Mohi is NPM's Pou Pātai Whānau and is based at the University of Auckland | Waipapa Taumata Rau. He has research and teaching interests in: Māori health and inequities; Social determinants of health; Māori culture, heritage and identity; Poverty, the precariat and homelessness; Kaupapa Māori research, theory and methodologies; Decolonial practices; indigenous psychological perspectives of the interconnected self; Sport and rangatahi (Māori youth).
Mohi has an active research interest in the critique of Māori cultural patterns and behaviours as a vehicle to understanding Māori health and wellbeing through the discipline of psychology. This includes using customary Māori practices to inform mainstream psychological training and theory. His PhD considered the way Māori men constructively participate, engage and contribute positively to their whānau and communities and he was Co-Principal Investigator on the Ngā Pae o te Māramatanga project, Aue Ha! Māori men’s relational health.
Mohi was one of the researchers for the acclaimed book Mau Moko: The World of Māori Tattoo.

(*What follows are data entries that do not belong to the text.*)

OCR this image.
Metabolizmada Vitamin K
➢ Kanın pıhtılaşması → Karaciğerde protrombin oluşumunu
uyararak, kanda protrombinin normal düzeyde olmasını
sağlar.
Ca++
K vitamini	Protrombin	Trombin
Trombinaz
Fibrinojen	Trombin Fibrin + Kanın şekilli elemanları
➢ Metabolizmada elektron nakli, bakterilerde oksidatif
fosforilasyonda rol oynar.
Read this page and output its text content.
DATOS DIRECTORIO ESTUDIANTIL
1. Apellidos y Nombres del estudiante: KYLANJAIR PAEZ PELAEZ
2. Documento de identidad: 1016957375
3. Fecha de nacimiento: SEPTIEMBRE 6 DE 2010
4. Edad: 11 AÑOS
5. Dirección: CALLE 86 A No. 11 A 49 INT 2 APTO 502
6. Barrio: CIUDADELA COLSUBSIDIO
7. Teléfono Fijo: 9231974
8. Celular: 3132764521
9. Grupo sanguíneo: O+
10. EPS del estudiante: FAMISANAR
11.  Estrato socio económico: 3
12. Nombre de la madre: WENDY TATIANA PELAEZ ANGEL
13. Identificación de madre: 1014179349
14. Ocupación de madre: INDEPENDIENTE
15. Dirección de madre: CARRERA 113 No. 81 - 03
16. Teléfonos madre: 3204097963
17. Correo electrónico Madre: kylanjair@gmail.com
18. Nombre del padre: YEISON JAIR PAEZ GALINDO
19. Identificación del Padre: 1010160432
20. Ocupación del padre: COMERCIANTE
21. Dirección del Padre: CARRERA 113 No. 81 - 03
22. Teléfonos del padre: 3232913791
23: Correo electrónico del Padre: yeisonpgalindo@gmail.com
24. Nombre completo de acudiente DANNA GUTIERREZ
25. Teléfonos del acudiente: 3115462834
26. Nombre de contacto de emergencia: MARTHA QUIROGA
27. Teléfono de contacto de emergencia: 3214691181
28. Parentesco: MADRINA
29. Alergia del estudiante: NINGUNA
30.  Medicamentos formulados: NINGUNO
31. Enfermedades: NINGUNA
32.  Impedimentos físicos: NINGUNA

In addition to public and scholarly deliberations regarding increased inequalities in society, this project responds to the continued socio-economic exclusion of many Māori households.
We draw on recent scholarship on the precariat as an emerging social class comprised of people experiencing unstable employment, unliveable incomes, inadequate state supports, marginalisation and stigma. Our focus is on the Māori precariat, whose rights are being eroded through punitive labour and welfare reforms.
While we document issues of employment, food, housing and cultural insecurities shaping precarious lives, we also develop a focus on household connections, practices and strengths. This focus is important because connections, practices and strengths can buffer whānau against adversity for a time, render aspects of their lives more liveable, and enable human flourishing.